In partnership with Snow College Convocation,
Corbett is the Utah Humanities Book Festival’s
Charles Redd Center for Western Studies 2011 Guest Author

Journalist Christopher Corbett will discuss his book Orphans Preferred: The Twisted Truth and Lasting Legend of the Pony Express.  Book sale and signing follows.

One of the most celebrated and enduring chapters in the history of the U.S., the Pony Express is a story of the all-American traits of bravery, bravado, and entrepreneurial risk that are part of the very fabric of the Old West.  But it’s also one of the least understood.  Orphans Preferred :  The Twisted Truth and Lasting Legend of the Pony Express is both a revisionist history of this magnificent and ill-fated adventure and an entertaining look at the often larger-than life individuals who created and perpetuated the myth of “the Pony,” as it is known along the Pony Express trail that runs from St. Joseph, Missouri, through Utah (including Fairfield where Corbett will be hosted in the historic schoolhouse there) and onto Sacramento, California. 

Corbett will also present on his Pony Express book at Camp Floyd State Park and Stagecoach Inn, Fairfield., Oct. 13, 2011, 12:30 pm (Event will take place at the Fairfield District Schoolhouse, near the original Pony Express trail.) 
Corbett will also present on his book The Poker Bride: The First Chinese in the West at the Salt Lake City Main Library Auditorium, 210 E. 400 S. Oct. 14, 7:00 pm.  Book sale and signing follow.

In The Poker Bride: The First Chinese in the Wild West, Corbett retraces the story of the Chinese men and women who journeyed to the American West—and of one remarkable woman whose story has become a legend.  During the gold rush, a labyrinthine “Chinatown” in San Francisco soon sprang up, a clamorous city within a city full of exotic foods and strange smells. Aside from California, many miners also went to the hills of Idaho in search of gold. At this time Polly, a young Chinese concubine, was brought by her owner—a wealthy Chinese merchant—by steamboat and pack train to a remote mining camp in the highlands of Idaho named Warrens. There, Polly’s owner would lose her in a poker game, having wagered his last ounce of gold dust. Her new owner was Charlie Bemis, a Connecticut Yankee who preferred gambling, reading, and playing his violin to working the mines. Polly soon found her way with her new owner to an isolated ranch on the banks of the Salmon River in central Idaho. 

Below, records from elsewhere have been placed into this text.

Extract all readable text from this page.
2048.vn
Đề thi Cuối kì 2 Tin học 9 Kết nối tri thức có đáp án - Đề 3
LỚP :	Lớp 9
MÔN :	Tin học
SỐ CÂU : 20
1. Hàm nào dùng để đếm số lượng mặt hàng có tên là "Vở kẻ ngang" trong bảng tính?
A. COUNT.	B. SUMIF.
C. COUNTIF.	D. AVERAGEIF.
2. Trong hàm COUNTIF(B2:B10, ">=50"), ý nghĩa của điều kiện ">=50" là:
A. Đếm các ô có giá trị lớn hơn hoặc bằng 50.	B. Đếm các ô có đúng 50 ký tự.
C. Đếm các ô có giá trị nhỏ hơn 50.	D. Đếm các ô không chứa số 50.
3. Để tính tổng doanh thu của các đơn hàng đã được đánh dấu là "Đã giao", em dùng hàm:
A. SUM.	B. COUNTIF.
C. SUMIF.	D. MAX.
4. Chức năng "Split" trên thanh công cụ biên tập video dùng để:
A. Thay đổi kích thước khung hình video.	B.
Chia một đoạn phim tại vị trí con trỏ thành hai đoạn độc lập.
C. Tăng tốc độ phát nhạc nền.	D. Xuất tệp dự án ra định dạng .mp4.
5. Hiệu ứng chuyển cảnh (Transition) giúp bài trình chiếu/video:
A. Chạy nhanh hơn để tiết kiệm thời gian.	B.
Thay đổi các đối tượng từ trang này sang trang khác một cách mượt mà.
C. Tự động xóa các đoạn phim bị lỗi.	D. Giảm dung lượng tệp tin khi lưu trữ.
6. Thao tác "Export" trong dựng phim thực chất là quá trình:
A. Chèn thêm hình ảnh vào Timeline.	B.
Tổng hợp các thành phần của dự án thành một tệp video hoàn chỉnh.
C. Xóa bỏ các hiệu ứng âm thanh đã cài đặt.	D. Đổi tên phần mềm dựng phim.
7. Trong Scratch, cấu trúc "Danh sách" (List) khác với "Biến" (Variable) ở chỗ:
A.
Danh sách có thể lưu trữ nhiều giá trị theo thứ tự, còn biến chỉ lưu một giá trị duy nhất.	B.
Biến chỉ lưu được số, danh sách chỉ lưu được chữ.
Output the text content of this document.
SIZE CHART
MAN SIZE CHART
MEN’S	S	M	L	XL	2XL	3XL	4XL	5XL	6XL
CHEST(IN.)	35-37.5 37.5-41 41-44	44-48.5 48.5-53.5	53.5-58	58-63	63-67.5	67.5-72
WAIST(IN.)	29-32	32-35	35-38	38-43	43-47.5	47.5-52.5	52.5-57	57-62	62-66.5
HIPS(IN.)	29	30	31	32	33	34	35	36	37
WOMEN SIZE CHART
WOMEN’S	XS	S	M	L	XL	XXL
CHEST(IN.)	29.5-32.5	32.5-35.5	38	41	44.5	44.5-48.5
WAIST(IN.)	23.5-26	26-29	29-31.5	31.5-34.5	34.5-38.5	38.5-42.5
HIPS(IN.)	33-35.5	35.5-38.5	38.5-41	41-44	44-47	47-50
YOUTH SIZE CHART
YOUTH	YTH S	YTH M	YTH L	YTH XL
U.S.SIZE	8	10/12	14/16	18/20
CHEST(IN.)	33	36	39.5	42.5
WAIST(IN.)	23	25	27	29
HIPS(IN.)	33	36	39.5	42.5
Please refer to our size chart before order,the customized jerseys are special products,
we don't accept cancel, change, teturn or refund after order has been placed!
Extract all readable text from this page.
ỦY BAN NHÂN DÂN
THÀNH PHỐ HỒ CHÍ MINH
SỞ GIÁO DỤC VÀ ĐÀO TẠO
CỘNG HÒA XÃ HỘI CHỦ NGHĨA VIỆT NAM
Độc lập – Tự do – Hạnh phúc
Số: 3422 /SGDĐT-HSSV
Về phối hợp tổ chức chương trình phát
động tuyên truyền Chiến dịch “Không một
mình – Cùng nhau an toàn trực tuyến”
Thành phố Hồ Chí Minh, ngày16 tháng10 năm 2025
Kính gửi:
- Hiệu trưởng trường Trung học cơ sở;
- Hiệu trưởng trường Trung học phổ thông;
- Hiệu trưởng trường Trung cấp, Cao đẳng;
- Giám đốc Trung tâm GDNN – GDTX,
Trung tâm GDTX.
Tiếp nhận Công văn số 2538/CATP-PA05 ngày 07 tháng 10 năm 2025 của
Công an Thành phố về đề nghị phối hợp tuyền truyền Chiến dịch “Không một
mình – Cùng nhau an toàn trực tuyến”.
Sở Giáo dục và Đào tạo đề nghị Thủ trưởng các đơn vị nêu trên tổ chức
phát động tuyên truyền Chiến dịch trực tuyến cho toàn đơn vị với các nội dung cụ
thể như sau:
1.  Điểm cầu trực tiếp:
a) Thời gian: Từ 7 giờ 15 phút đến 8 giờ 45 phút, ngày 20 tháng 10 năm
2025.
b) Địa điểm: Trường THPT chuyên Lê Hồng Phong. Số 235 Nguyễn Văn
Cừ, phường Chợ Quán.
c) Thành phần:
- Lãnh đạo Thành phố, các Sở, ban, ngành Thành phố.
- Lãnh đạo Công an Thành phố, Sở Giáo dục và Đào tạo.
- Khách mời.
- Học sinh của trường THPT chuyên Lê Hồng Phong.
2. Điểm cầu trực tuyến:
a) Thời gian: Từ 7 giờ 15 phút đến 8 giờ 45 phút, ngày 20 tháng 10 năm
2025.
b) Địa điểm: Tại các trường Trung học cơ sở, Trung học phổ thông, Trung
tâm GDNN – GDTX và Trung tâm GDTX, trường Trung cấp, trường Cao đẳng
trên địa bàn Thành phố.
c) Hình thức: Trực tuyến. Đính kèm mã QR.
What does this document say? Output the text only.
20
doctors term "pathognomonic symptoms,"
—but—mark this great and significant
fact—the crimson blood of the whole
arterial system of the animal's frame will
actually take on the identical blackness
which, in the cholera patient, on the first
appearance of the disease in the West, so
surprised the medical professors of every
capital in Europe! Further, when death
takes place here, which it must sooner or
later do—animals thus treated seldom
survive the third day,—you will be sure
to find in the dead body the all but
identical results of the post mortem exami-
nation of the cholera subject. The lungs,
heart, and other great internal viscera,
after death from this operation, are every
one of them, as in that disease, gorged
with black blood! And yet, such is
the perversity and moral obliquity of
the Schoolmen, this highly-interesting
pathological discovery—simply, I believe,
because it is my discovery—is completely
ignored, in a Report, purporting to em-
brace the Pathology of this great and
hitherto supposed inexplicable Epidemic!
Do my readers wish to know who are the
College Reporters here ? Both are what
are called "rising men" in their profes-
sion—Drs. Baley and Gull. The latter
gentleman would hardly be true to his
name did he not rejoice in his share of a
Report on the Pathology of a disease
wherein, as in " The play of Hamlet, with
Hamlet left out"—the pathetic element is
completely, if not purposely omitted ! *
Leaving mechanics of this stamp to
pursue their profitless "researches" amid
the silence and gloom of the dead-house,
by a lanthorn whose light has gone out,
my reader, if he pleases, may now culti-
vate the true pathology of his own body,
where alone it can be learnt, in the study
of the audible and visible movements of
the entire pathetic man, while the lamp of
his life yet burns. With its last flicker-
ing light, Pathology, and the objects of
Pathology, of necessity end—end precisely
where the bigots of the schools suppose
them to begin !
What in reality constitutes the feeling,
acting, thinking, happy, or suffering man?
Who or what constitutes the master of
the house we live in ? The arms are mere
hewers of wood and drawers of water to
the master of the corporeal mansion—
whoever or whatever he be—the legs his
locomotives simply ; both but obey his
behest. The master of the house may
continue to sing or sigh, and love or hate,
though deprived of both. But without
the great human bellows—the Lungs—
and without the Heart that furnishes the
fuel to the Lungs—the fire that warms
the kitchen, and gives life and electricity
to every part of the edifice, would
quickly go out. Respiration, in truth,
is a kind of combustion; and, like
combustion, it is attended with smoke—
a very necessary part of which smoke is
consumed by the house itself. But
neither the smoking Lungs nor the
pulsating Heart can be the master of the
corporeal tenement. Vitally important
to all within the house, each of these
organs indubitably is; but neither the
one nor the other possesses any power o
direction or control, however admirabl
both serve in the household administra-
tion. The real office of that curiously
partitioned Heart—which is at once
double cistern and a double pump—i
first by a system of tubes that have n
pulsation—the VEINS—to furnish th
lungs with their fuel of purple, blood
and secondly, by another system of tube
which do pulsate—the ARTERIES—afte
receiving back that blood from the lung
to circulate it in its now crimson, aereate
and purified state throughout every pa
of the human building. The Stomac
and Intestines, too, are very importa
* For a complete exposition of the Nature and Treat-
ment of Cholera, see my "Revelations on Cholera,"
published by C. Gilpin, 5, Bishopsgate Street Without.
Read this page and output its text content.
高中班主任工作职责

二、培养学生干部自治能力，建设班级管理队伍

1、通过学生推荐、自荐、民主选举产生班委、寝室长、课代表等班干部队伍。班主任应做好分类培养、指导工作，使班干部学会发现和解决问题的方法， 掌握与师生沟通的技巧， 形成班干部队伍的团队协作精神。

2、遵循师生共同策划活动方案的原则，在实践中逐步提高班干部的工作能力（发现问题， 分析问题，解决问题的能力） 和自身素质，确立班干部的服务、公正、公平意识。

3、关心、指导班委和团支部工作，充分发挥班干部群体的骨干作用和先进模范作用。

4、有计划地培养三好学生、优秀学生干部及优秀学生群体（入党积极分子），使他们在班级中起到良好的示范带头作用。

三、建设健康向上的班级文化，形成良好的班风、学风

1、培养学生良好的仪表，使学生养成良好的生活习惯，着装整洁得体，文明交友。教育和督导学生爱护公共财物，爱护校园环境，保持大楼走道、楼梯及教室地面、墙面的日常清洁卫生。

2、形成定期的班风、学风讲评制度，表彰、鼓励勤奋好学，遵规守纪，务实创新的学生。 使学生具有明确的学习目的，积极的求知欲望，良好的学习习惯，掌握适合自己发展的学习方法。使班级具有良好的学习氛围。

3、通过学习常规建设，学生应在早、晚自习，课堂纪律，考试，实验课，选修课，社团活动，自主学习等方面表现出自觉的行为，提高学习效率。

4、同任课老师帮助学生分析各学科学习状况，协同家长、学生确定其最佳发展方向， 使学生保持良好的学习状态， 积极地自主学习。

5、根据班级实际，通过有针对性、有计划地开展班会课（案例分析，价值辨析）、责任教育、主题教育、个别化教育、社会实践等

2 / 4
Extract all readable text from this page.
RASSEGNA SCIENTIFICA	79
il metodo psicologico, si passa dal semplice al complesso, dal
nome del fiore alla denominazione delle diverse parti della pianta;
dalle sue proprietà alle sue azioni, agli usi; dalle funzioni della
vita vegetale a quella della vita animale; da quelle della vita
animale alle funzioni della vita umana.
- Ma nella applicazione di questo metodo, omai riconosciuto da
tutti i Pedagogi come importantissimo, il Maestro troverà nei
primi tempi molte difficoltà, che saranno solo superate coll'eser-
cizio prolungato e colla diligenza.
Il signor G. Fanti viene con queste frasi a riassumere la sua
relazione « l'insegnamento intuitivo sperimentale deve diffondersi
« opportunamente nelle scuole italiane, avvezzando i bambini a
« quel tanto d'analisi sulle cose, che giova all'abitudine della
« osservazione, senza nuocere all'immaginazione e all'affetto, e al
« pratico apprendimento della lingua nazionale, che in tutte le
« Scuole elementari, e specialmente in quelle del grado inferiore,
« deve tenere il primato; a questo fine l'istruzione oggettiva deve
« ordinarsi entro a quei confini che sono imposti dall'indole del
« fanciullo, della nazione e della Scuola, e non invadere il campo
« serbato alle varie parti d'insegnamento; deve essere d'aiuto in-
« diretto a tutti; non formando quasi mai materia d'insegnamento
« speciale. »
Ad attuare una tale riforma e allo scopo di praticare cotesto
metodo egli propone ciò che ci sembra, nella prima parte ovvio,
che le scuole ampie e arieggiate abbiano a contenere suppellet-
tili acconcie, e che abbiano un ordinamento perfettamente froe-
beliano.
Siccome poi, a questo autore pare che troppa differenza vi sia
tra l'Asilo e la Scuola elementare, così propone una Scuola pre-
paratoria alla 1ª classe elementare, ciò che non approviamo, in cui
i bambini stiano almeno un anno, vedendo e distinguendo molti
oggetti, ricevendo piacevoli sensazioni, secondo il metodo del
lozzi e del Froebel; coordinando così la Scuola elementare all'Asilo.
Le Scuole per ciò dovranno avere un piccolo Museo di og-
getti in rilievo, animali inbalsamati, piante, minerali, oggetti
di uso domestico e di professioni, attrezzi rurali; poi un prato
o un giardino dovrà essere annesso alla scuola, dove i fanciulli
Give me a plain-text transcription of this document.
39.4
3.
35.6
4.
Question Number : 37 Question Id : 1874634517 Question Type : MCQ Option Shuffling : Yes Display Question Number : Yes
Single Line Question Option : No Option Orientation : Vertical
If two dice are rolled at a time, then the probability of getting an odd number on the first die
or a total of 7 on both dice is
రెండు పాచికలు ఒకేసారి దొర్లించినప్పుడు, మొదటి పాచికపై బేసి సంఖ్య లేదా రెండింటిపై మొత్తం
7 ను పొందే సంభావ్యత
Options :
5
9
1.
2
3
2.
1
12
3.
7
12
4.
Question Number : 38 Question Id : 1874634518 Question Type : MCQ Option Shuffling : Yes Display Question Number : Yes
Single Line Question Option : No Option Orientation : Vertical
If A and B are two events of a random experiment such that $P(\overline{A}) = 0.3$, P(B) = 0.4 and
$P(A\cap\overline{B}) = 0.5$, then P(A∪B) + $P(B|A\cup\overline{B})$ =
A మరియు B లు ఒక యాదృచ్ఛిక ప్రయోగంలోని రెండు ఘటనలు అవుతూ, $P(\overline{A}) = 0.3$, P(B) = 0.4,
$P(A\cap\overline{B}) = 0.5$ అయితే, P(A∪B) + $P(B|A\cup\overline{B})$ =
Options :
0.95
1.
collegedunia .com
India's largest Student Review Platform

Left behind by the receding Chinese population, she would make headlines when she emerged as an old woman from the Idaho hills nearly half a century later to visit a modern city and tell her astounding story.  Peppered with characters such as Mark Twain and the legendary newswoman Cissy Patterson, The Poker Bride vividly reconstructs a lost period of history when the first Chinese sojourners flooded into the country, leaving traces of their presence scattered across the American West.